Frecuentemente el cristiano ni siquiera conoce el núcleo central de la propia fe católica, del
Credo, de forma que deja espacio a un cierto sincretismo y relativismo religioso, sin claridad
sobre las verdades que creer y sobre la singularidad salvífica del cristianismo. Actualmente no
es tan remoto el peligro de construirse, por así decirlo, una religión auto-fabricada. En cambio
debemos volver a Dios, al Dios de Jesucristo; debemos redescubrir el mensaje del Evangelio,
hacerlo entrar de forma más profunda en nuestras conciencias y en la vida cotidiana.

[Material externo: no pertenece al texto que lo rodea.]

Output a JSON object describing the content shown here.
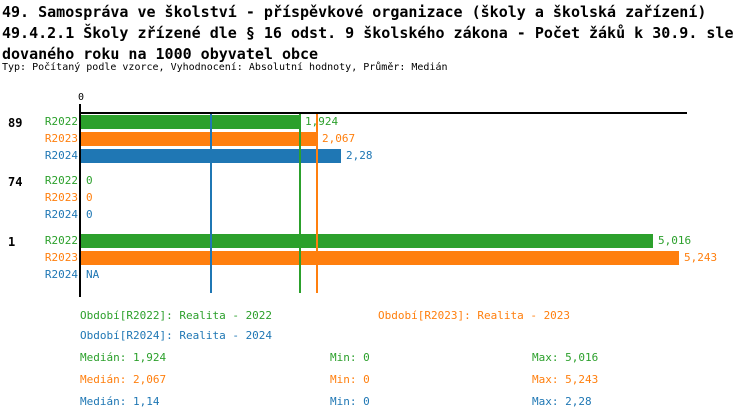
{
  "header": {
    "title_line1": "49. Samospráva ve školství - příspěvkové organizace (školy a školská zařízení)",
    "title_line2": "49.4.2.1 Školy zřízené dle § 16 odst. 9 školského zákona - Počet žáků k 30.9. sle",
    "title_line3": "dovaného roku na 1000 obyvatel obce",
    "subtitle": "Typ: Počítaný podle vzorce, Vyhodnocení: Absolutní hodnoty, Průměr: Medián"
  },
  "colors": {
    "green": "#2ca02c",
    "orange": "#ff7f0e",
    "blue": "#1f77b4",
    "axis": "#000000"
  },
  "chart_data": {
    "type": "bar",
    "orientation": "horizontal",
    "title": "49.4.2.1 Školy zřízené dle § 16 odst. 9 školského zákona - Počet žáků k 30.9. sledovaného roku na 1000 obyvatel obce",
    "xlim": [
      0,
      5.32
    ],
    "zero_tick_label": "0",
    "grid": false,
    "legend_position": "bottom",
    "groups": [
      {
        "label": "89",
        "bars": [
          {
            "series": "R2022",
            "value": 1.924,
            "value_label": "1,924"
          },
          {
            "series": "R2023",
            "value": 2.067,
            "value_label": "2,067"
          },
          {
            "series": "R2024",
            "value": 2.28,
            "value_label": "2,28"
          }
        ]
      },
      {
        "label": "74",
        "bars": [
          {
            "series": "R2022",
            "value": 0,
            "value_label": "0"
          },
          {
            "series": "R2023",
            "value": 0,
            "value_label": "0"
          },
          {
            "series": "R2024",
            "value": 0,
            "value_label": "0"
          }
        ]
      },
      {
        "label": "1",
        "bars": [
          {
            "series": "R2022",
            "value": 5.016,
            "value_label": "5,016"
          },
          {
            "series": "R2023",
            "value": 5.243,
            "value_label": "5,243"
          },
          {
            "series": "R2024",
            "value": null,
            "value_label": "NA"
          }
        ]
      }
    ],
    "series": [
      {
        "key": "R2022",
        "color": "#2ca02c",
        "legend_label": "Období[R2022]: Realita - 2022",
        "median": 1.924,
        "stats": {
          "median_label": "Medián: 1,924",
          "min_label": "Min: 0",
          "max_label": "Max: 5,016"
        }
      },
      {
        "key": "R2023",
        "color": "#ff7f0e",
        "legend_label": "Období[R2023]: Realita - 2023",
        "median": 2.067,
        "stats": {
          "median_label": "Medián: 2,067",
          "min_label": "Min: 0",
          "max_label": "Max: 5,243"
        }
      },
      {
        "key": "R2024",
        "color": "#1f77b4",
        "legend_label": "Období[R2024]: Realita - 2024",
        "median": 1.14,
        "stats": {
          "median_label": "Medián: 1,14",
          "min_label": "Min: 0",
          "max_label": "Max: 2,28"
        }
      }
    ]
  }
}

En las catequesis de este Año de la fe desearía ofrecer una ayuda para realizar este camino, para
retomar y profundizar en las verdades centrales de la fe acerca de Dios, del hombre, de la
Iglesia, de toda la realidad social y cósmica, meditando y reflexionando en las afirmaciones del
Credo. Y desearía que quedara claro que estos contenidos o verdades de la fe (fides quae) se
vinculan directamente a nuestra cotidianeidad; piden una conversión de la existencia, que da
vida a un nuevo modo de creer en Dios (fides qua). Conocer a Dios, encontrarle, profundizar en
los rasgos de su rostro, pone en juego nuestra vida porque Él entra en los dinamismos
profundos del ser humano.
Que el camino que realizaremos este año pueda hacernos crecer a todos en la fe y en el amor a
Cristo a fin de que aprendamos a vivir, en las elecciones y en las acciones cotidianas, la vida
buena y bella del Evangelio. Gracias.